Saman, Katia Ricciarelli e Cruciani zittiscono gli islamici in tv: «Basta, rispettate le nostre leggi»

venerdì 18 Giugno 13:11 - di Redazione
Saman

«Possibile che nessuno ha capito che sarebbe finita così?». Katia Ricciarelli, ospite in studio di Paolo Del Debbio a Dritto e rovescio, parla di Saman Abbas, la 18enne pakistana sparita da un mese e mezzo. La cantante d’opera e attrice si scalda: «Nessuno ha fatto niente in tutti questi anni? – è l’accusa alle autorità e allo Stato italiano – Poi improvvisamente se ne accorgono, fanno quello che devono fare e scappano, e vanno via tutti. Questa è una cosa tremenda, non sta né in cielo né in terra».

Katia Ricciarelli: «È ora di finirla, stiamo attenti a chi viene in questo Paese»

«È ora di finirla – si infervora la Ricciarelli –, stiamo attenti a chi viene in questo Paese straordinario, lo stiamo riducendo così… Scusa se mi arrabbio, ma non è possibile. Io quando vado nei loro Paesi faccio sempre attenzione a quello che si può o non si può fare, per rispetto. È possibile che quando vengono da noi non succede la stessa cosa?».

Cruciani: «Forse Saman poteva essere salvata»
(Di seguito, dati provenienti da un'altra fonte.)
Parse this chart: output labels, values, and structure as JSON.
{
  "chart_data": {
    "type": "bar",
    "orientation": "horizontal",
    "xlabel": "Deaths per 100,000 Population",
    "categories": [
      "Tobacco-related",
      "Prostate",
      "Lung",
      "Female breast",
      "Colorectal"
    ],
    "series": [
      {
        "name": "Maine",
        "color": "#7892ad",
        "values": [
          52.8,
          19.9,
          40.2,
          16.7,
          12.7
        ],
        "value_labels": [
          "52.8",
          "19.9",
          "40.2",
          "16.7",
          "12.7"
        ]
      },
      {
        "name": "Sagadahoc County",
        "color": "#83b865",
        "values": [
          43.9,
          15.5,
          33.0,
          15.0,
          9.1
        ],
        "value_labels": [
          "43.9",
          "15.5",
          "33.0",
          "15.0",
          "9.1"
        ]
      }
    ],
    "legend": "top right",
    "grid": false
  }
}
Sulle responsabilità di assistenti sociali e autorità italiane punta anche Giuseppe Cruciani: «In questa vicenda la responsabilità della morte della ragazza è della famiglia, dello zio, di chi avrà materialmente commesso l’omicidio. Ma non possiamo negare che una parte di responsabilità ce l’abbiamo anche noi – sottolinea il giornalista e conduttore de La Zanzara su Radio 24 –. Chi doveva controllare meglio, chi aveva ricevuto dei segnali inequivocabili di un pericolo immediato, imminente, che c’erano tutti. Ma che non sono stati colti o pesati bene. Forse Saman poteva essere salvata, se i funzionari del Comune o le forze dell’ordine fossero intervenuti prima. Sicuramente si sarebbe potuta salvare».
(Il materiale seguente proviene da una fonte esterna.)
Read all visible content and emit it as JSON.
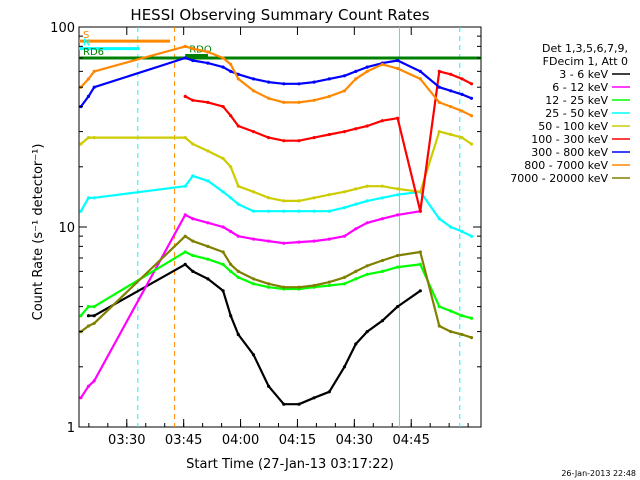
{
  "chart_data": {
    "type": "line",
    "title": "HESSI Observing Summary Count Rates",
    "xlabel": "Start Time (27-Jan-13 03:17:22)",
    "ylabel": "Count Rate (s⁻¹ detector⁻¹)",
    "ylog": true,
    "ylim": [
      1,
      100
    ],
    "xlim_minutes_after_start": [
      0,
      106
    ],
    "x_ticks": [
      "03:30",
      "03:45",
      "04:00",
      "04:15",
      "04:30",
      "04:45"
    ],
    "x_tick_minutes_after_start": [
      12.6,
      27.6,
      42.6,
      57.6,
      72.6,
      87.6
    ],
    "y_ticks": [
      "1",
      "10",
      "100"
    ],
    "legend_placement": "right",
    "legend_header": [
      "Det 1,3,5,6,7,9,",
      "FDecim 1, Att 0"
    ],
    "x": [
      0.5,
      2.5,
      4.0,
      28.0,
      30.0,
      34.0,
      38.0,
      40.0,
      42.0,
      46.0,
      50.0,
      54.0,
      58.0,
      62.0,
      66.0,
      70.0,
      73.0,
      76.0,
      80.0,
      84.0,
      90.0,
      95.0,
      98.0,
      101.0,
      103.5
    ],
    "series": [
      {
        "name": "3 - 6 keV",
        "color": "#000000",
        "values": [
          null,
          3.6,
          3.6,
          6.5,
          6.0,
          5.5,
          4.8,
          3.6,
          2.9,
          2.3,
          1.6,
          1.3,
          1.3,
          1.4,
          1.5,
          2.0,
          2.6,
          3.0,
          3.4,
          4.0,
          4.8,
          null,
          null,
          null,
          null
        ]
      },
      {
        "name": "6 - 12 keV",
        "color": "#ff00ff",
        "values": [
          1.4,
          1.6,
          1.7,
          11.5,
          11.0,
          10.5,
          10.0,
          9.5,
          9.0,
          8.7,
          8.5,
          8.3,
          8.4,
          8.5,
          8.7,
          9.0,
          9.8,
          10.5,
          11.0,
          11.5,
          12.0,
          null,
          null,
          null,
          null
        ]
      },
      {
        "name": "12 - 25 keV",
        "color": "#00ff00",
        "values": [
          3.6,
          4.0,
          4.0,
          7.5,
          7.2,
          6.9,
          6.5,
          6.0,
          5.6,
          5.2,
          5.0,
          4.9,
          4.9,
          5.0,
          5.1,
          5.2,
          5.5,
          5.8,
          6.0,
          6.3,
          6.5,
          4.0,
          3.8,
          3.6,
          3.5
        ]
      },
      {
        "name": "25 - 50 keV",
        "color": "#00ffff",
        "values": [
          12,
          14,
          14,
          16,
          18,
          17,
          15,
          14,
          13,
          12,
          12,
          12,
          12,
          12,
          12,
          12.5,
          13,
          13.5,
          14,
          14.5,
          15,
          11,
          10,
          9.5,
          9
        ]
      },
      {
        "name": "50 - 100 keV",
        "color": "#cccc00",
        "values": [
          26,
          28,
          28,
          28,
          26,
          24,
          22,
          20,
          16,
          15,
          14,
          13.5,
          13.5,
          14,
          14.5,
          15,
          15.5,
          16,
          16,
          15.5,
          15,
          30,
          29,
          28,
          26
        ]
      },
      {
        "name": "100 - 300 keV",
        "color": "#ff0000",
        "values": [
          null,
          null,
          null,
          45,
          43,
          42,
          40,
          36,
          32,
          30,
          28,
          27,
          27,
          28,
          29,
          30,
          31,
          32,
          34,
          35,
          12,
          60,
          58,
          55,
          52
        ]
      },
      {
        "name": "300 - 800 keV",
        "color": "#0000ff",
        "values": [
          40,
          45,
          50,
          70,
          68,
          66,
          63,
          60,
          58,
          55,
          53,
          52,
          52,
          53,
          55,
          57,
          60,
          63,
          66,
          68,
          60,
          50,
          48,
          46,
          44
        ]
      },
      {
        "name": "800 - 7000 keV",
        "color": "#ff8800",
        "values": [
          50,
          55,
          60,
          80,
          78,
          75,
          70,
          65,
          55,
          48,
          44,
          42,
          42,
          43,
          45,
          48,
          55,
          60,
          65,
          62,
          55,
          42,
          40,
          38,
          36
        ]
      },
      {
        "name": "7000 - 20000 keV",
        "color": "#808000",
        "values": [
          3.0,
          3.2,
          3.3,
          9.0,
          8.5,
          8.0,
          7.5,
          6.5,
          6.0,
          5.5,
          5.2,
          5.0,
          5.0,
          5.1,
          5.3,
          5.6,
          6.0,
          6.4,
          6.8,
          7.2,
          7.5,
          3.2,
          3.0,
          2.9,
          2.8
        ]
      }
    ],
    "flag_lines": [
      {
        "label": "S",
        "color": "#ff8800",
        "segments": [
          [
            0,
            85
          ]
        ],
        "x_range_minutes": [
          0,
          24
        ]
      },
      {
        "label": "N",
        "color": "#00ffff",
        "segments": [
          [
            0,
            78
          ]
        ],
        "x_range_minutes": [
          0,
          16
        ]
      },
      {
        "label": "RD6",
        "color": "#008000",
        "segments": [
          [
            0,
            70
          ]
        ],
        "x_range_minutes": [
          0,
          106
        ]
      },
      {
        "label": "RDO",
        "color": "#008000",
        "segments": [
          [
            0,
            72
          ]
        ],
        "x_range_minutes": [
          28,
          34
        ]
      }
    ],
    "vertical_markers": [
      {
        "color": "#00ffff",
        "style": "dashed",
        "minute": 15.5
      },
      {
        "color": "#ff8800",
        "style": "dashed",
        "minute": 25.2
      },
      {
        "color": "#00ffff",
        "style": "solid",
        "minute": 84.5
      },
      {
        "color": "#00ffff",
        "style": "dashed",
        "minute": 100.4
      }
    ],
    "footer_timestamp": "26-Jan-2013 22:48"
  }
}
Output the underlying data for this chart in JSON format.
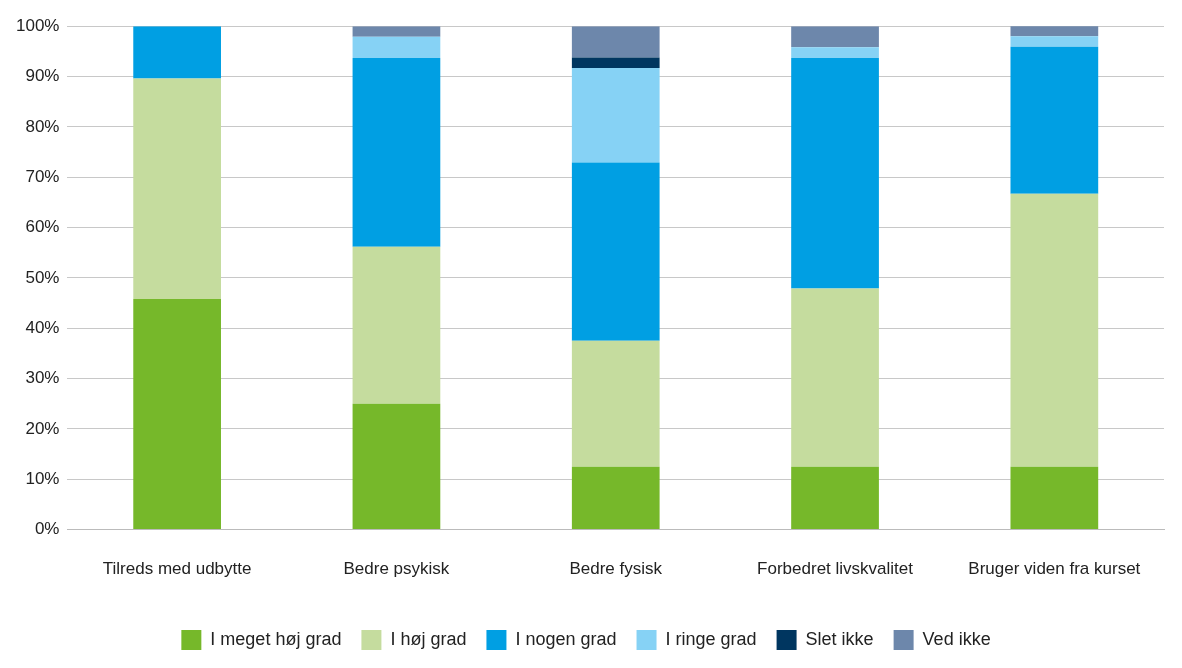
{
  "chart_data": {
    "type": "bar",
    "stacked": true,
    "categories": [
      "Tilreds med udbytte",
      "Bedre psykisk",
      "Bedre fysisk",
      "Forbedret livskvalitet",
      "Bruger viden fra kurset"
    ],
    "series": [
      {
        "name": "I meget høj grad",
        "color": "#76b82a",
        "values": [
          45.8,
          25,
          12.5,
          12.5,
          12.5
        ]
      },
      {
        "name": "I høj grad",
        "color": "#c5dc9e",
        "values": [
          43.8,
          31.2,
          25,
          35.4,
          54.2
        ]
      },
      {
        "name": "I nogen grad",
        "color": "#009fe3",
        "values": [
          10.4,
          37.5,
          35.4,
          45.8,
          29.2
        ]
      },
      {
        "name": "I ringe grad",
        "color": "#86d2f5",
        "values": [
          0,
          4.2,
          18.8,
          2.1,
          2.1
        ]
      },
      {
        "name": "Slet ikke",
        "color": "#003660",
        "values": [
          0,
          0,
          2.1,
          0,
          0
        ]
      },
      {
        "name": "Ved ikke",
        "color": "#6d87ab",
        "values": [
          0,
          2.1,
          6.2,
          4.2,
          2.1
        ]
      }
    ],
    "ylim": [
      0,
      100
    ],
    "yticks": [
      {
        "value": 0,
        "label": "0%"
      },
      {
        "value": 10,
        "label": "10%"
      },
      {
        "value": 20,
        "label": "20%"
      },
      {
        "value": 30,
        "label": "30%"
      },
      {
        "value": 40,
        "label": "40%"
      },
      {
        "value": 50,
        "label": "50%"
      },
      {
        "value": 60,
        "label": "60%"
      },
      {
        "value": 70,
        "label": "70%"
      },
      {
        "value": 80,
        "label": "80%"
      },
      {
        "value": 90,
        "label": "90%"
      },
      {
        "value": 100,
        "label": "100%"
      }
    ],
    "grid": "y",
    "legend": "bottom"
  }
}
Saman, Cruciani contro la sinistra

Cruciani poi passa all’attacco: «Purtroppo il segretario del Pd ha detto solamente una cosa, in un’intervista e che si tratta di femminicidio. Ora in realtà dire che si tratta di femminicidio o che è un omicidio nato per il patriarcato è una stupidaggine pazzesca. Il patriarcato e il femmicidio non c’entrano nulla sono concetti che fanno parte di vicende che possono capitare in contesti non religiosi. Qui è tutto nel Corano dove la donna ha un ruolo inferiore, per dirla in maniera edulcorata.  Poi è vero che viene declinato in modo diverso a seconda dei contesti e delle situazioni… Però la realtà che in molti contesti la donna è considerata inferiore, lo dicono le leggi, le usanze… Ma negare come fa una parte consistente della sinistra italiana che la matrice di tutto sia una interpretazione fondamentalista dell’Islam è una follia pura».

Caterina Collovati: «Il velo per noi italiani è un simbolo di censura»
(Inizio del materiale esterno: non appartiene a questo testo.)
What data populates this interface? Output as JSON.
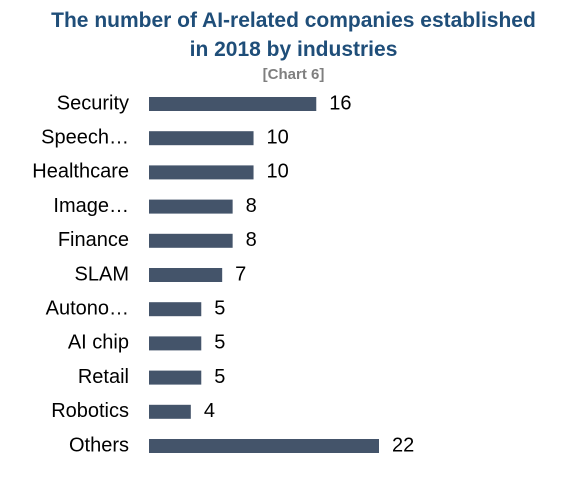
{
  "chart_data": {
    "type": "barh",
    "title": "The number of AI-related companies established in 2018 by industries",
    "subtitle": "[Chart 6]",
    "categories": [
      "Security",
      "Speech…",
      "Healthcare",
      "Image…",
      "Finance",
      "SLAM",
      "Autono…",
      "AI chip",
      "Retail",
      "Robotics",
      "Others"
    ],
    "values": [
      16,
      10,
      10,
      8,
      8,
      7,
      5,
      5,
      5,
      4,
      22
    ],
    "color": "#44546a"
  }
}
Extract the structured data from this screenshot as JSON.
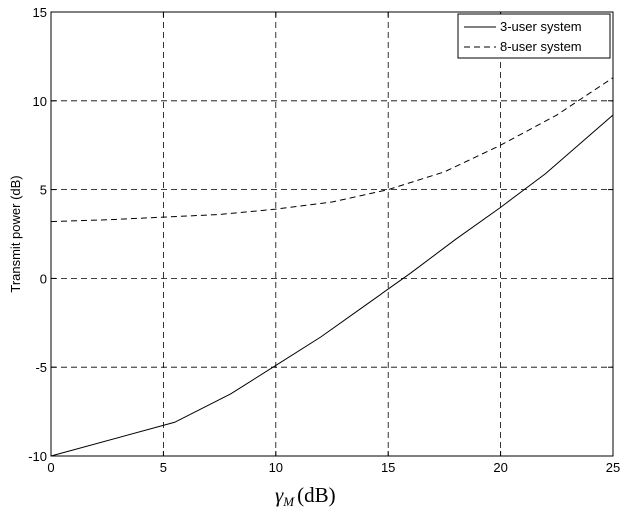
{
  "chart_data": {
    "type": "line",
    "title": "",
    "xlabel_symbol": "γ",
    "xlabel_subscript": "M",
    "xlabel_unit": "(dB)",
    "ylabel": "Transmit power (dB)",
    "xlim": [
      0,
      25
    ],
    "ylim": [
      -10,
      15
    ],
    "x_ticks": [
      0,
      5,
      10,
      15,
      20,
      25
    ],
    "y_ticks": [
      -10,
      -5,
      0,
      5,
      10,
      15
    ],
    "x_tick_labels": [
      "0",
      "5",
      "10",
      "15",
      "20",
      "25"
    ],
    "y_tick_labels": [
      "-10",
      "-5",
      "0",
      "5",
      "10",
      "15"
    ],
    "grid": true,
    "legend_position": "top-right",
    "series": [
      {
        "name": "3-user system",
        "style": "solid",
        "color": "#000000",
        "x": [
          0,
          5.5,
          8,
          10,
          12,
          14,
          16,
          18,
          20,
          22,
          25
        ],
        "y": [
          -10,
          -8.1,
          -6.5,
          -4.9,
          -3.3,
          -1.5,
          0.3,
          2.2,
          4.0,
          5.9,
          9.2
        ]
      },
      {
        "name": "8-user system",
        "style": "dashed",
        "color": "#000000",
        "x": [
          0,
          2.5,
          5,
          7.5,
          10,
          12.5,
          15,
          17.5,
          20,
          22.5,
          25
        ],
        "y": [
          3.2,
          3.3,
          3.45,
          3.6,
          3.9,
          4.3,
          5.0,
          6.0,
          7.5,
          9.2,
          11.3
        ]
      }
    ]
  }
}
In studio anche Caterina Collovati e una donna che si è convertita all’islam. L’opinionista ha spiegato cosa il velo simboleggi realmente in Italia. «Nel momento in cui la suora non vuole più indossare il velo può lasciare quell’ordine religioso. Ed è un segnale che indica l’abbandono della vita terrena per avvicinarsi sempre di più a quella spirituale. Non c’è nessun tipo di costrizione da parte dell’uomo che hai accanto, che ti impone quella veste – ha spiegato la Collovati 0. Mi deve spiegare con 40 gradi all’ombra qual è la scelta di libertà. Per noi italiani, cara signora, il velo rimarrà sempre un simbolo di censura, di negazione, di privazione della femminilità di una donna».